One of the key points I highlight to my students during the briefing for open water, is that unfortunately the weather cannot be controlled and they have bring a positive attitude and prepare for the worse.
‘The attitude you bring to the dive, will shape your dive’
I have taught in snow, hail, down pours of rain, freezing to warm water temperatures ranging from 5 -18 degrees Celsius and least I forget the odd sunny glorious days. And in any one of those conditions above my cheeks still get burnt every weekend!!

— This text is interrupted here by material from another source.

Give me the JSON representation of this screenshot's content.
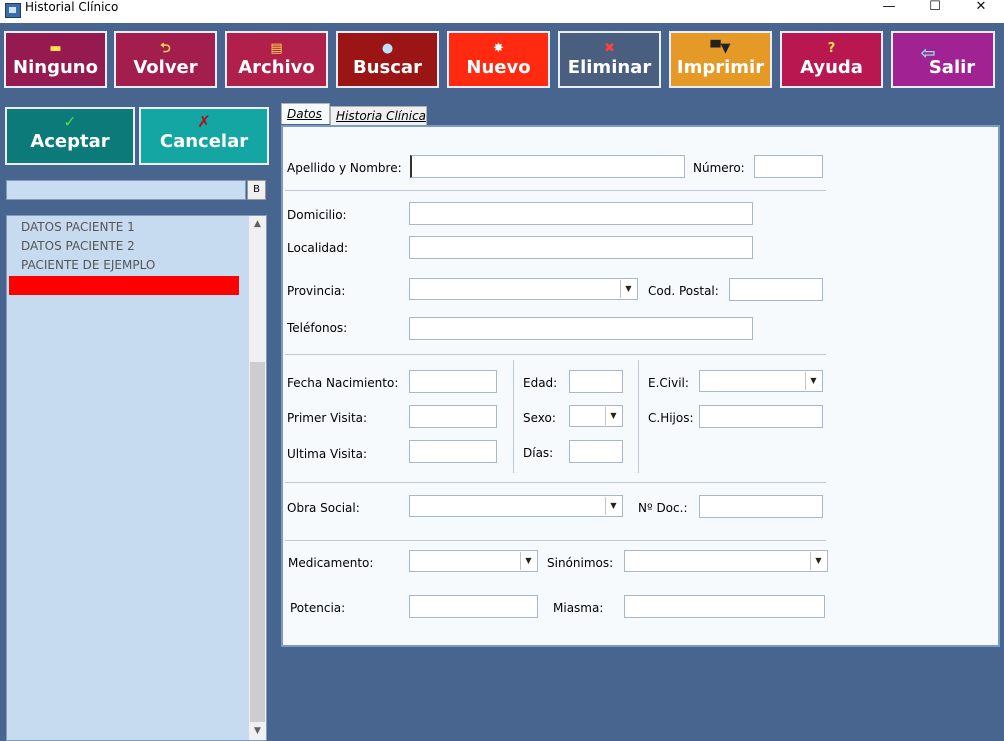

One of the hardest skills for new divers is to be able to control their buoyancy, there can be a lot of ‘yo yoing’ going on the open water dives to start, but once they start to get the hang of it you can see the relaxation in their face and the enjoyment taking over. I truly believe that divers completing their open water in the UK, especially in a dry suit, pushes their ability to the max and sets their diving capabilities much higher than learning in less demanding environments.
Time of my life!!
To all non-dry suit instructors, if you really want to progress your skills as a diver and instructor, head to a country (UK preferable ;)) where dry suits are essential. I promise you, you will be amazed at the skills you will gain. I feel very privileged to say I have had the chance to work at one of the UK’s top Dive Centres. The staff at Aquasport International have been incredible to work with, even when they dress/look like this.
They took me into their dive family and despite me being the brunt of most of their jokes, the banter is what I will miss the most. I’m off to explore the world once again but I know I will find myself back home in the UK one day and the first thing I will do is head to Aquasport International and get straight back into that dry suit. Sorry Mum, I will try and pop by to say hello first!